Sunday, September 6, 2015

Sad Scenes aside. . .



At dinner last night several people were lamenting the plight of Syrian immigrants in Hungary and a small boy drowned off Turkey. Maybe because I don’t watch TV, but read or hear my news, I miss the essential pathos of these stories.
Therefore, I cannot dispel nagging questions like: Why are/were so many Middle Eastern, Islamic countries--not only Saddam Hussein’s Iraq and Bashir Al Assad’s Syria but countless others—dictatorships? Is there something inherently paternalistic or non-democratic that requires a strongman to hold a state with variants of Islam together, to keep civic order?
Were you flabbergasted watching the Egyptians endure the misery of revolution; then around and vote for the Muslim Brotherhood, only to find themselves back where they started? What does the endless, intractable standoff between Israel and the Palestinians tell us?
Is there some correlation between the corporate Islamic mindset and public life that leads an essentially undemocratic place? Has everybody forgotten the Charlie Hebo affair? What happened to Theo Van Gogh?
Living in Germany and France I found Europe a saner place than here for its sensible gun control, reasonable (3-month) election campaigns, social practices and other public policies. There, you are less likely to get a county clerk taking it upon herself to defy federal law because of religious principles.  
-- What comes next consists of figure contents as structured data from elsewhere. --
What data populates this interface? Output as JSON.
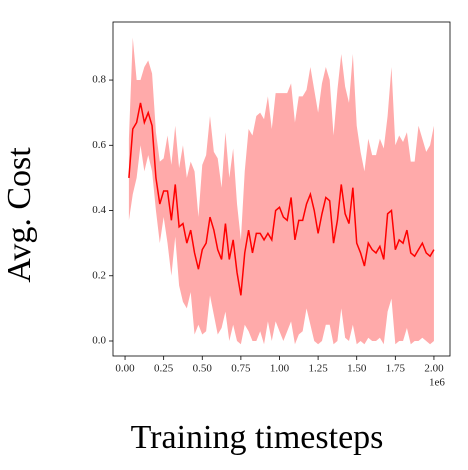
{
  "chart_data": {
    "type": "band-line",
    "xlabel": "Training timesteps",
    "ylabel": "Avg. Cost",
    "x_offset_text": "1e6",
    "color": "#ff0000",
    "band_color": "#ffaaaa",
    "xlim": [
      -0.078,
      2.104
    ],
    "ylim": [
      -0.046,
      0.978
    ],
    "xticks": [
      {
        "value": 0,
        "label": "0.00"
      },
      {
        "value": 0.25,
        "label": "0.25"
      },
      {
        "value": 0.5,
        "label": "0.50"
      },
      {
        "value": 0.75,
        "label": "0.75"
      },
      {
        "value": 1,
        "label": "1.00"
      },
      {
        "value": 1.25,
        "label": "1.25"
      },
      {
        "value": 1.5,
        "label": "1.50"
      },
      {
        "value": 1.75,
        "label": "1.75"
      },
      {
        "value": 2,
        "label": "2.00"
      }
    ],
    "yticks": [
      {
        "value": 0,
        "label": "0.0"
      },
      0.2,
      0.4,
      0.6,
      0.8
    ],
    "x": [
      0.025,
      0.05,
      0.075,
      0.1,
      0.125,
      0.15,
      0.175,
      0.2,
      0.225,
      0.25,
      0.275,
      0.3,
      0.325,
      0.35,
      0.375,
      0.4,
      0.425,
      0.45,
      0.475,
      0.5,
      0.525,
      0.55,
      0.575,
      0.6,
      0.625,
      0.65,
      0.675,
      0.7,
      0.725,
      0.75,
      0.775,
      0.8,
      0.825,
      0.85,
      0.875,
      0.9,
      0.925,
      0.95,
      0.975,
      1.0,
      1.025,
      1.05,
      1.075,
      1.1,
      1.125,
      1.15,
      1.175,
      1.2,
      1.225,
      1.25,
      1.275,
      1.3,
      1.325,
      1.35,
      1.375,
      1.4,
      1.425,
      1.45,
      1.475,
      1.5,
      1.525,
      1.55,
      1.575,
      1.6,
      1.625,
      1.65,
      1.675,
      1.7,
      1.725,
      1.75,
      1.775,
      1.8,
      1.825,
      1.85,
      1.875,
      1.9,
      1.925,
      1.95,
      1.975,
      2.0
    ],
    "values": [
      0.5,
      0.65,
      0.67,
      0.73,
      0.67,
      0.7,
      0.66,
      0.5,
      0.42,
      0.46,
      0.46,
      0.37,
      0.48,
      0.35,
      0.36,
      0.3,
      0.34,
      0.27,
      0.22,
      0.28,
      0.3,
      0.38,
      0.34,
      0.28,
      0.25,
      0.36,
      0.25,
      0.31,
      0.21,
      0.14,
      0.27,
      0.34,
      0.27,
      0.33,
      0.33,
      0.31,
      0.33,
      0.31,
      0.4,
      0.41,
      0.38,
      0.37,
      0.44,
      0.31,
      0.37,
      0.37,
      0.42,
      0.45,
      0.4,
      0.33,
      0.39,
      0.44,
      0.43,
      0.3,
      0.37,
      0.48,
      0.39,
      0.36,
      0.47,
      0.3,
      0.27,
      0.23,
      0.3,
      0.28,
      0.27,
      0.29,
      0.25,
      0.39,
      0.4,
      0.28,
      0.31,
      0.3,
      0.34,
      0.27,
      0.26,
      0.28,
      0.3,
      0.27,
      0.26,
      0.28
    ],
    "lower": [
      0.37,
      0.45,
      0.5,
      0.6,
      0.52,
      0.57,
      0.52,
      0.4,
      0.3,
      0.38,
      0.3,
      0.2,
      0.32,
      0.17,
      0.12,
      0.1,
      0.15,
      0.02,
      0.05,
      0.02,
      0.03,
      0.14,
      0.08,
      0.02,
      0.04,
      0.09,
      0.0,
      0.05,
      0.0,
      -0.01,
      0.05,
      0.03,
      0.0,
      0.0,
      0.03,
      -0.01,
      0.06,
      0.0,
      0.06,
      0.03,
      0.0,
      0.03,
      0.06,
      -0.01,
      0.02,
      0.03,
      0.1,
      0.05,
      0.0,
      -0.01,
      0.0,
      0.05,
      0.05,
      -0.01,
      0.0,
      0.1,
      0.01,
      0.0,
      0.05,
      -0.01,
      0.0,
      -0.01,
      0.01,
      0.0,
      0.0,
      0.01,
      -0.01,
      0.09,
      0.13,
      -0.01,
      0.0,
      0.0,
      0.04,
      -0.01,
      0.0,
      0.0,
      0.01,
      0.0,
      -0.01,
      0.0
    ],
    "upper": [
      0.62,
      0.93,
      0.8,
      0.8,
      0.84,
      0.86,
      0.82,
      0.64,
      0.55,
      0.56,
      0.63,
      0.54,
      0.66,
      0.53,
      0.6,
      0.5,
      0.55,
      0.52,
      0.38,
      0.54,
      0.57,
      0.69,
      0.58,
      0.56,
      0.47,
      0.64,
      0.5,
      0.59,
      0.42,
      0.31,
      0.52,
      0.65,
      0.63,
      0.69,
      0.7,
      0.68,
      0.75,
      0.65,
      0.76,
      0.76,
      0.76,
      0.76,
      0.79,
      0.67,
      0.75,
      0.75,
      0.77,
      0.84,
      0.77,
      0.7,
      0.79,
      0.84,
      0.8,
      0.63,
      0.77,
      0.88,
      0.78,
      0.73,
      0.88,
      0.66,
      0.58,
      0.52,
      0.62,
      0.57,
      0.57,
      0.62,
      0.59,
      0.69,
      0.84,
      0.6,
      0.63,
      0.61,
      0.64,
      0.55,
      0.55,
      0.66,
      0.62,
      0.58,
      0.6,
      0.66
    ]
  }
}
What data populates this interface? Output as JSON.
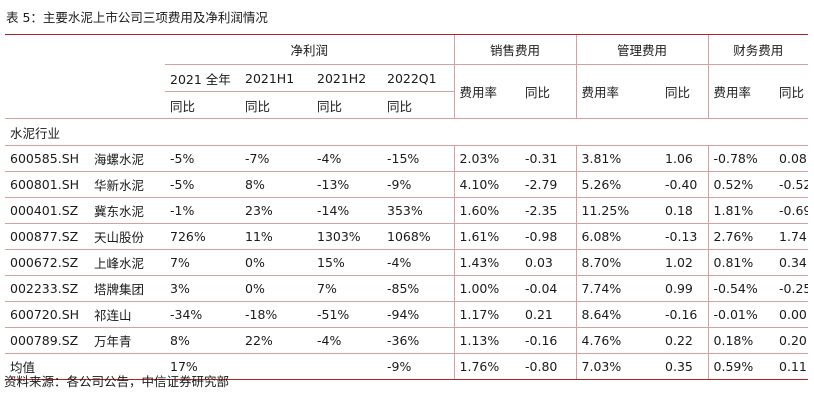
{
  "table_title": "表 5：主要水泥上市公司三项费用及净利润情况",
  "group_headers": {
    "net_profit": "净利润",
    "sales_expense": "销售费用",
    "admin_expense": "管理费用",
    "finance_expense": "财务费用"
  },
  "period_headers": [
    "2021 全年",
    "2021H1",
    "2021H2",
    "2022Q1"
  ],
  "yoy_label": "同比",
  "expense_subheaders": [
    "费用率",
    "同比",
    "费用率",
    "同比",
    "费用率",
    "同比"
  ],
  "sector_label": "水泥行业",
  "rows": [
    {
      "code": "600585.SH",
      "name": "海螺水泥",
      "values": [
        "-5%",
        "-7%",
        "-4%",
        "-15%",
        "2.03%",
        "-0.31",
        "3.81%",
        "1.06",
        "-0.78%",
        "0.08"
      ]
    },
    {
      "code": "600801.SH",
      "name": "华新水泥",
      "values": [
        "-5%",
        "8%",
        "-13%",
        "-9%",
        "4.10%",
        "-2.79",
        "5.26%",
        "-0.40",
        "0.52%",
        "-0.52"
      ]
    },
    {
      "code": "000401.SZ",
      "name": "冀东水泥",
      "values": [
        "-1%",
        "23%",
        "-14%",
        "353%",
        "1.60%",
        "-2.35",
        "11.25%",
        "0.18",
        "1.81%",
        "-0.69"
      ]
    },
    {
      "code": "000877.SZ",
      "name": "天山股份",
      "values": [
        "726%",
        "11%",
        "1303%",
        "1068%",
        "1.61%",
        "-0.98",
        "6.08%",
        "-0.13",
        "2.76%",
        "1.74"
      ]
    },
    {
      "code": "000672.SZ",
      "name": "上峰水泥",
      "values": [
        "7%",
        "0%",
        "15%",
        "-4%",
        "1.43%",
        "0.03",
        "8.70%",
        "1.02",
        "0.81%",
        "0.34"
      ]
    },
    {
      "code": "002233.SZ",
      "name": "塔牌集团",
      "values": [
        "3%",
        "0%",
        "7%",
        "-85%",
        "1.00%",
        "-0.04",
        "7.74%",
        "0.99",
        "-0.54%",
        "-0.25"
      ]
    },
    {
      "code": "600720.SH",
      "name": "祁连山",
      "values": [
        "-34%",
        "-18%",
        "-51%",
        "-94%",
        "1.17%",
        "0.21",
        "8.64%",
        "-0.16",
        "-0.01%",
        "0.00"
      ]
    },
    {
      "code": "000789.SZ",
      "name": "万年青",
      "values": [
        "8%",
        "22%",
        "-4%",
        "-36%",
        "1.13%",
        "-0.16",
        "4.76%",
        "0.22",
        "0.18%",
        "0.20"
      ]
    }
  ],
  "average_row": {
    "label": "均值",
    "values": [
      "17%",
      "",
      "",
      "-9%",
      "1.76%",
      "-0.80",
      "7.03%",
      "0.35",
      "0.59%",
      "0.11"
    ]
  },
  "source_note": "资料来源：各公司公告，中信证券研究部",
  "colors": {
    "rule": "#b22222",
    "thin_rule": "#d4a0a0",
    "text": "#1a1a1a"
  }
}
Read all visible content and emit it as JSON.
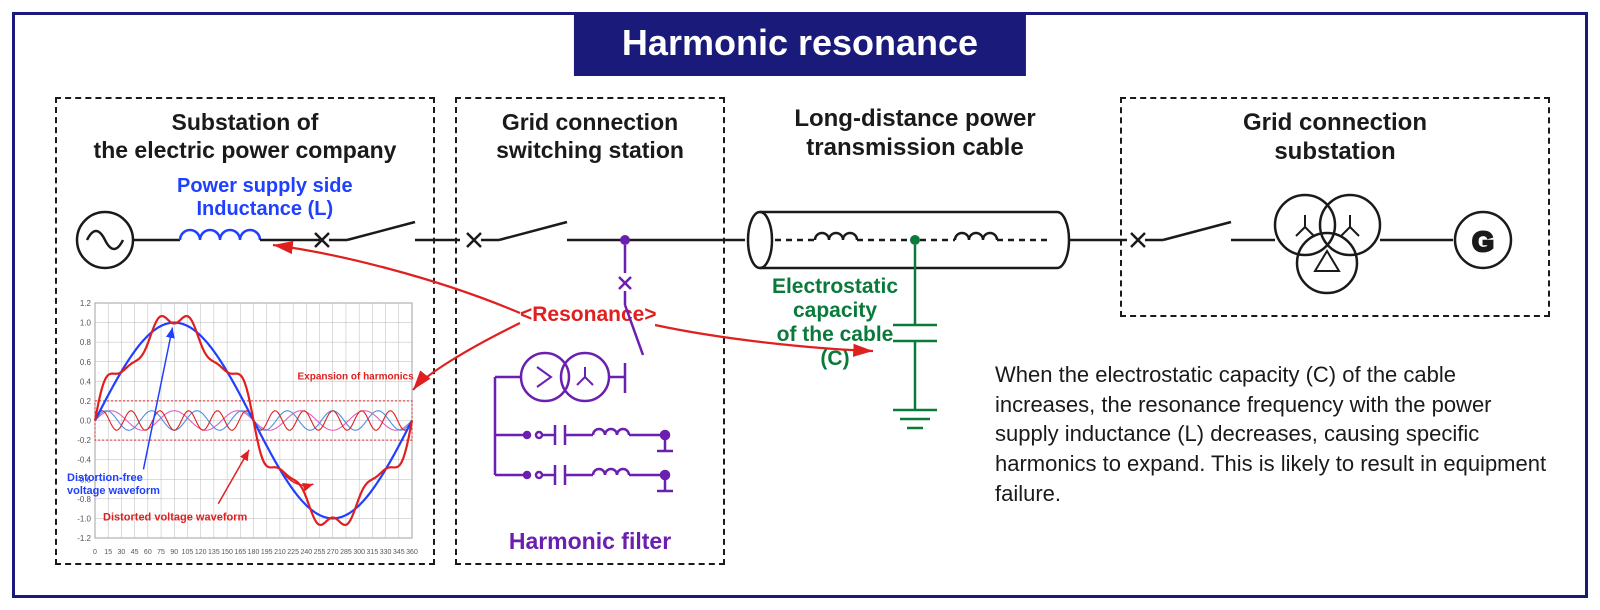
{
  "title": "Harmonic resonance",
  "box1": {
    "line1": "Substation of",
    "line2": "the electric power company",
    "inductance_l1": "Power supply side",
    "inductance_l2": "Inductance (L)"
  },
  "box2": {
    "line1": "Grid connection",
    "line2": "switching station",
    "filter_label": "Harmonic filter"
  },
  "box3": {
    "line1": "Long-distance power",
    "line2": "transmission cable",
    "cap_l1": "Electrostatic",
    "cap_l2": "capacity",
    "cap_l3": "of the cable",
    "cap_l4": "(C)"
  },
  "box4": {
    "line1": "Grid connection",
    "line2": "substation"
  },
  "resonance_label": "<Resonance>",
  "description": "When the electrostatic capacity (C) of the cable increases, the resonance frequency with the power supply inductance (L) decreases, causing specific harmonics to expand. This is likely to result in equipment failure.",
  "chart": {
    "title_expansion": "Expansion of harmonics",
    "label_clean": "Distortion-free",
    "label_clean2": "voltage waveform",
    "label_distorted": "Distorted voltage waveform",
    "xlim": [
      0,
      360
    ],
    "ylim": [
      -1.2,
      1.2
    ],
    "yticks": [
      -1.2,
      -1.0,
      -0.8,
      -0.6,
      -0.4,
      -0.2,
      0,
      0.2,
      0.4,
      0.6,
      0.8,
      1.0,
      1.2
    ],
    "xticks": [
      0,
      15,
      30,
      45,
      60,
      75,
      90,
      105,
      120,
      135,
      150,
      165,
      180,
      195,
      210,
      225,
      240,
      255,
      270,
      285,
      300,
      315,
      330,
      345,
      360
    ],
    "grid_color": "#b8b8b8",
    "bg": "#ffffff",
    "series": {
      "fundamental": {
        "color": "#2040ff",
        "width": 2.2,
        "amp": 1.0,
        "freq": 1
      },
      "distorted": {
        "color": "#e02020",
        "width": 2.2
      },
      "harm_pink": {
        "color": "#e060c0",
        "width": 1.1,
        "amp": 0.1,
        "freq": 5
      },
      "harm_blue": {
        "color": "#5090e0",
        "width": 1.1,
        "amp": 0.1,
        "freq": 7
      },
      "harm_red": {
        "color": "#e02020",
        "width": 1.1,
        "amp": 0.1,
        "freq": 11
      }
    },
    "dotted_band_color": "#e02020",
    "label_fontsize": 11
  },
  "colors": {
    "navy": "#1a1a7a",
    "black": "#1a1a1a",
    "blue": "#2040ff",
    "red": "#e02020",
    "green": "#0a7a3a",
    "purple": "#6a1fb0"
  }
}
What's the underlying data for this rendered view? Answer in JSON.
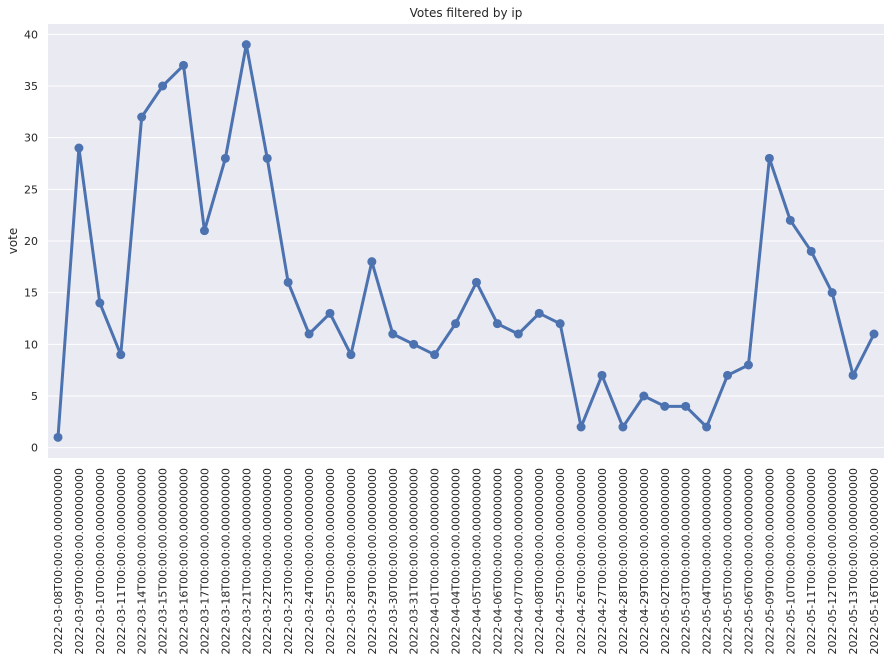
{
  "chart_data": {
    "type": "line",
    "title": "Votes filtered by ip",
    "xlabel": "",
    "ylabel": "vote",
    "ylim": [
      -1,
      41
    ],
    "yticks": [
      0,
      5,
      10,
      15,
      20,
      25,
      30,
      35,
      40
    ],
    "grid": true,
    "colors": {
      "background": "#eaeaf2",
      "grid": "#ffffff",
      "line": "#4c72b0"
    },
    "categories": [
      "2022-03-08T00:00:00.000000000",
      "2022-03-09T00:00:00.000000000",
      "2022-03-10T00:00:00.000000000",
      "2022-03-11T00:00:00.000000000",
      "2022-03-14T00:00:00.000000000",
      "2022-03-15T00:00:00.000000000",
      "2022-03-16T00:00:00.000000000",
      "2022-03-17T00:00:00.000000000",
      "2022-03-18T00:00:00.000000000",
      "2022-03-21T00:00:00.000000000",
      "2022-03-22T00:00:00.000000000",
      "2022-03-23T00:00:00.000000000",
      "2022-03-24T00:00:00.000000000",
      "2022-03-25T00:00:00.000000000",
      "2022-03-28T00:00:00.000000000",
      "2022-03-29T00:00:00.000000000",
      "2022-03-30T00:00:00.000000000",
      "2022-03-31T00:00:00.000000000",
      "2022-04-01T00:00:00.000000000",
      "2022-04-04T00:00:00.000000000",
      "2022-04-05T00:00:00.000000000",
      "2022-04-06T00:00:00.000000000",
      "2022-04-07T00:00:00.000000000",
      "2022-04-08T00:00:00.000000000",
      "2022-04-25T00:00:00.000000000",
      "2022-04-26T00:00:00.000000000",
      "2022-04-27T00:00:00.000000000",
      "2022-04-28T00:00:00.000000000",
      "2022-04-29T00:00:00.000000000",
      "2022-05-02T00:00:00.000000000",
      "2022-05-03T00:00:00.000000000",
      "2022-05-04T00:00:00.000000000",
      "2022-05-05T00:00:00.000000000",
      "2022-05-06T00:00:00.000000000",
      "2022-05-09T00:00:00.000000000",
      "2022-05-10T00:00:00.000000000",
      "2022-05-11T00:00:00.000000000",
      "2022-05-12T00:00:00.000000000",
      "2022-05-13T00:00:00.000000000",
      "2022-05-16T00:00:00.000000000"
    ],
    "series": [
      {
        "values": [
          1,
          29,
          14,
          9,
          32,
          35,
          37,
          21,
          28,
          39,
          28,
          16,
          11,
          13,
          9,
          18,
          11,
          10,
          9,
          12,
          16,
          12,
          11,
          13,
          12,
          2,
          7,
          2,
          5,
          4,
          4,
          2,
          7,
          8,
          28,
          22,
          19,
          15,
          7,
          11
        ]
      }
    ]
  }
}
It goes without saying that modern society means porous borders. What scares me about Islam is there seems to be more of that Kentucky clerk tendency in it, and I can’t help but think the influx of that to a saner place as problematic for the future. Sad scenes aside.  

1 comment:

  1. I tend to agree with your assessment Keyron. And feel badly for the poor dispossed who want shelter and solace in new lands because we can't assess who's benign and who's the next indie rogue terrorist. I have no idea what it'd take for citizens Islamic countries to right their own civic ships; their inability to do so seems intractable.